Y después, al seguir con detalle competición tras competición, llegan las historias personales, aquellas que dan vida a este gran acontecimiento y que están llenas de alegrías y decepciones. Leer que Rafael Trujillo, a pesar de su estatura y peso, sólo quería echarse a la mar, ver la expresión de esfuerzo extraordinario de María Vasco en los 20 Km marcha, las lágrimas de impotencia de Patricia Radcliffe por no poder llegar al final del maratón y el brillo en los ojos de Gervasio Deferr al conseguir la medalla de oro, nos cuentan mucho más de estos Juegos que los resultados obtenidos en una u otra modalidad. Es, de nuevo, el factor humano lo que mejor dibuja la realidad, más allá de nacionalidades, sexo o procedencia.

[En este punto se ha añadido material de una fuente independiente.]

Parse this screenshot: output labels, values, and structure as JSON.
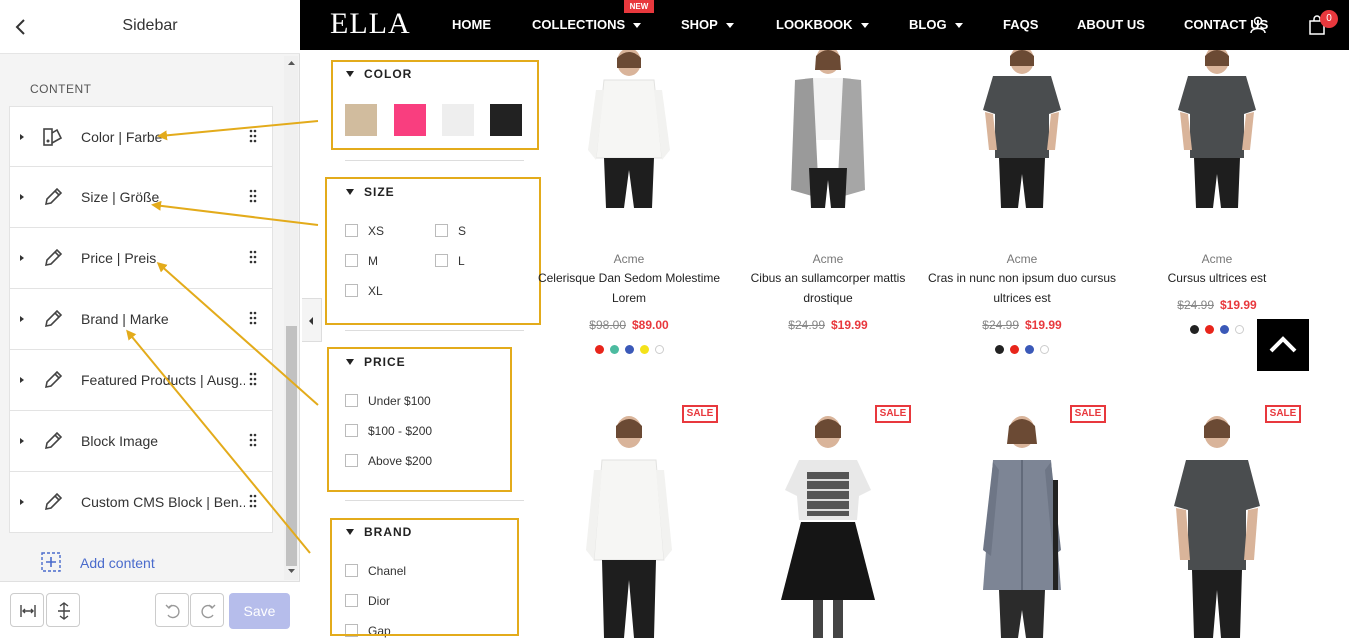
{
  "sidebar": {
    "title": "Sidebar",
    "section_label": "CONTENT",
    "items": [
      {
        "label": "Color | Farbe",
        "icon": "palette-icon"
      },
      {
        "label": "Size | Größe",
        "icon": "pencil-icon"
      },
      {
        "label": "Price | Preis",
        "icon": "pencil-icon"
      },
      {
        "label": "Brand | Marke",
        "icon": "pencil-icon"
      },
      {
        "label": "Featured Products | Ausg...",
        "icon": "pencil-icon"
      },
      {
        "label": "Block Image",
        "icon": "pencil-icon"
      },
      {
        "label": "Custom CMS Block | Ben...",
        "icon": "pencil-icon"
      }
    ],
    "add_content_label": "Add content",
    "save_label": "Save"
  },
  "store": {
    "logo": "ELLA",
    "nav": [
      {
        "label": "HOME",
        "dropdown": false
      },
      {
        "label": "COLLECTIONS",
        "dropdown": true
      },
      {
        "label": "SHOP",
        "dropdown": true
      },
      {
        "label": "LOOKBOOK",
        "dropdown": true
      },
      {
        "label": "BLOG",
        "dropdown": true
      },
      {
        "label": "FAQS",
        "dropdown": false
      },
      {
        "label": "ABOUT US",
        "dropdown": false
      },
      {
        "label": "CONTACT US",
        "dropdown": false
      }
    ],
    "new_badge": "NEW",
    "cart_count": "0"
  },
  "filters": {
    "color": {
      "title": "COLOR",
      "swatches": [
        "#d1bc9e",
        "#f93e7f",
        "#eeeeee",
        "#222222"
      ]
    },
    "size": {
      "title": "SIZE",
      "options": [
        "XS",
        "S",
        "M",
        "L",
        "XL"
      ]
    },
    "price": {
      "title": "PRICE",
      "options": [
        "Under $100",
        "$100 - $200",
        "Above $200"
      ]
    },
    "brand": {
      "title": "BRAND",
      "options": [
        "Chanel",
        "Dior",
        "Gap"
      ]
    }
  },
  "products": [
    {
      "vendor": "Acme",
      "title": "Celerisque Dan Sedom Molestime Lorem",
      "old_price": "$98.00",
      "price": "$89.00",
      "colors": [
        "#e8251b",
        "#4cbba0",
        "#3b59b8",
        "#f4e21a",
        "#ffffff"
      ],
      "image": "white-top-black-pants"
    },
    {
      "vendor": "Acme",
      "title": "Cibus an sullamcorper mattis drostique",
      "old_price": "$24.99",
      "price": "$19.99",
      "colors": [],
      "image": "grey-cardigan"
    },
    {
      "vendor": "Acme",
      "title": "Cras in nunc non ipsum duo cursus ultrices est",
      "old_price": "$24.99",
      "price": "$19.99",
      "colors": [
        "#222222",
        "#e8251b",
        "#3b59b8",
        "#ffffff"
      ],
      "image": "dark-tee"
    },
    {
      "vendor": "Acme",
      "title": "Cursus ultrices est",
      "old_price": "$24.99",
      "price": "$19.99",
      "colors": [
        "#222222",
        "#e8251b",
        "#3b59b8",
        "#ffffff"
      ],
      "image": "dark-tee"
    },
    {
      "sale": "SALE",
      "image": "white-top-black-pants"
    },
    {
      "sale": "SALE",
      "image": "print-top-black-skirt"
    },
    {
      "sale": "SALE",
      "image": "chambray-shirt"
    },
    {
      "sale": "SALE",
      "image": "dark-tee"
    }
  ],
  "colors": {
    "accent": "#e8383d",
    "annotation": "#e3ab1b",
    "link": "#4a6bcc",
    "save_disabled": "#b6bdeb"
  }
}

Creo que muchos estarán de acuerdo en que uno de los personajes más sugerentes de estos Juegos Olímpicos es el portugués Francis Obikwelu, subcampeón de 100 metros. Su triunfo parece tener todos los rasgos de un cuento de hadas: un hombre que se libra de un destino de miseria y marginación gracias a unas condiciones físicas impresionantes, un gran esfuerzo y, sobre todo, a una inmensa suerte. Por no faltar, no falta ni la figura del hada madrina. Pero, fascinados por el final feliz de la historia, convendría que no olvidáramos que el milagro de Obikwelu es eso: un milagro. El deporte, especialmente en las especialidades más duras y exigentes, ha sido históricamente una puerta de escape para la pobreza, pero cada vez lo es menos. Hoy, para acceder al ámbito exclusivo de la alta competición ya no bastan unas excelentes condiciones naturales; sin instalaciones, buenos materiales y preparadores especializados es casi imposible hacer un papel digno, incluso en actividades tan aparentemente naturales como es la de correr lo más deprisa posible. Se engañarían quienes pensaran que en Portugal, España o en cualquier otro país desarrollado se dan las condiciones para que no se pierdan este tipo de talentos. El paso del barco de inmigrantes a la gloria lo dan muy pocos, y por eso hoy hablamos de este portugués de procedencia nigeriana que reside en Madrid.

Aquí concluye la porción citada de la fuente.